Auch das Dauerthema Bürokratie blieb nicht außen vor: Olaf Weppner beschrieb, dass selbst ein Unternehmen mit den Ressourcen von AbbVie für Bearbeitung und Antragstellung von Forschungsförderung regelmäßig externe Berater engagieren muss – so kompliziert sei das. Für Sören Bartol (SPD) muss es darum gehen, die Verwaltung dazu zu befähigen, „auf Augenhöhe zu funktionieren: Wir müssen uns gerade im Hinblick auf die Pandemie fragen: Was macht Prozesse langsam? Wir müssen unsere Verwaltung in die Lage versetzen, vernünftig mitzuspielen.“ Er hofft, dass es gelingen kann, die guten Erfahrungen aus den vergangenen Monaten, in denen schnellere Verfahren möglich waren, in die Nachpandemiezeit zu retten. Für den hessische Wirtschaftsminister Tarek Al-Wazir, (Bündnis 90/ Die Grünen) muss bei aller Beschleunigung immer klar sein, dass „hier nicht irgendetwas durchgewunken wird.“ Stichwort: Vertrauen.

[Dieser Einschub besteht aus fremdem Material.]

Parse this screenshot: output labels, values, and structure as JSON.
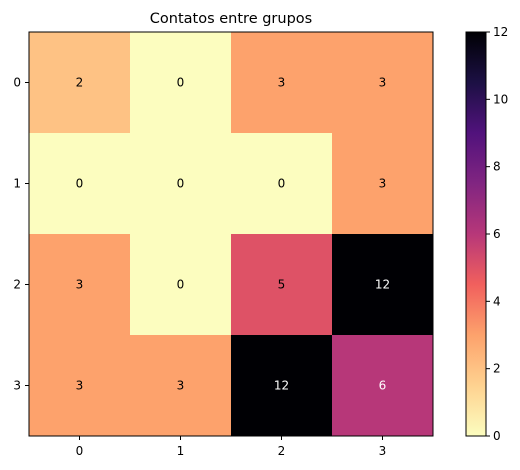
{
  "chart_data": {
    "type": "heatmap",
    "title": "Contatos entre grupos",
    "xlabel": "",
    "ylabel": "",
    "x_categories": [
      "0",
      "1",
      "2",
      "3"
    ],
    "y_categories": [
      "0",
      "1",
      "2",
      "3"
    ],
    "values": [
      [
        2,
        0,
        3,
        3
      ],
      [
        0,
        0,
        0,
        3
      ],
      [
        3,
        0,
        5,
        12
      ],
      [
        3,
        3,
        12,
        6
      ]
    ],
    "colormap": "magma_r",
    "colorbar": {
      "range": [
        0,
        12
      ],
      "ticks": [
        "0",
        "2",
        "4",
        "6",
        "8",
        "10",
        "12"
      ]
    },
    "grid": false
  }
}
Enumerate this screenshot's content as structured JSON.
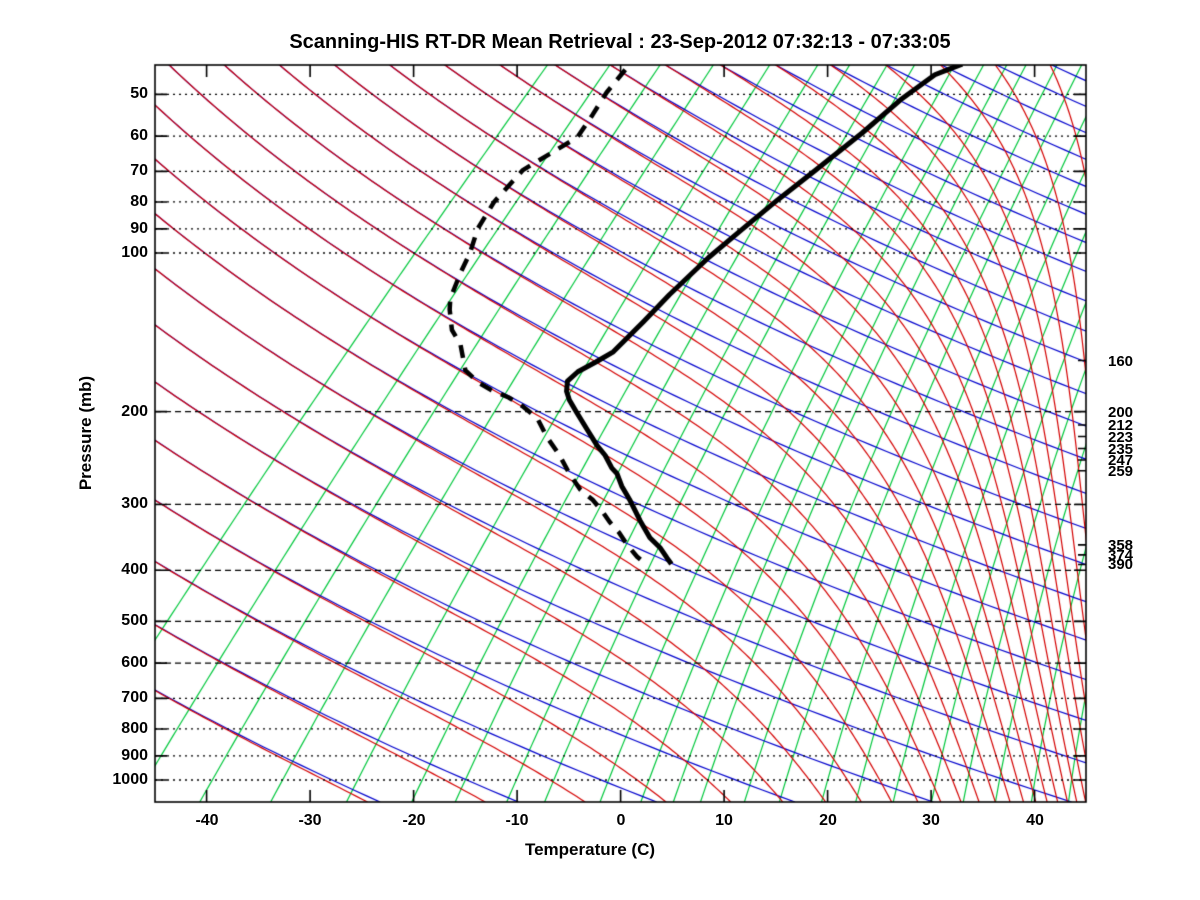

Patente: Basis dafür, dass geforscht wird
Breite Einigkeit gab es bei der Diskussionsrunde beim Thema Patente. Der Schutz des geistigen Eigentums sei die „Basis, dass geforscht wird“ (FDP-MdB Brandenburg) bzw. „essentiell“ (Bartol, SPD). Al-Wazir ergänzte: „Wenn man sich auf Patentschutz nicht mehr verlassen könnte, hätte das schlechte Auswirkungen auf Investitionen in der Zukunft“. Mit CDU-Mann Meister war er sich einig, dass die Aufhebung des Patentschutzes auch die internationale Ungleichverteilung von Impfstoffen nicht gelöst hätte. Meister ergänzte: Wenn man das lösen wolle, müsse man eben kostengünstig hierzulande produzierten Impfstoff in andere Regionen liefern – das sei aber eine politische Frage und deshalb kein Industriethema. Oder man könne Lizenzen vergeben, um vor Ort Kapazitäten aufzubauen. Auch dafür müsse man am Patentschutz nicht rütteln.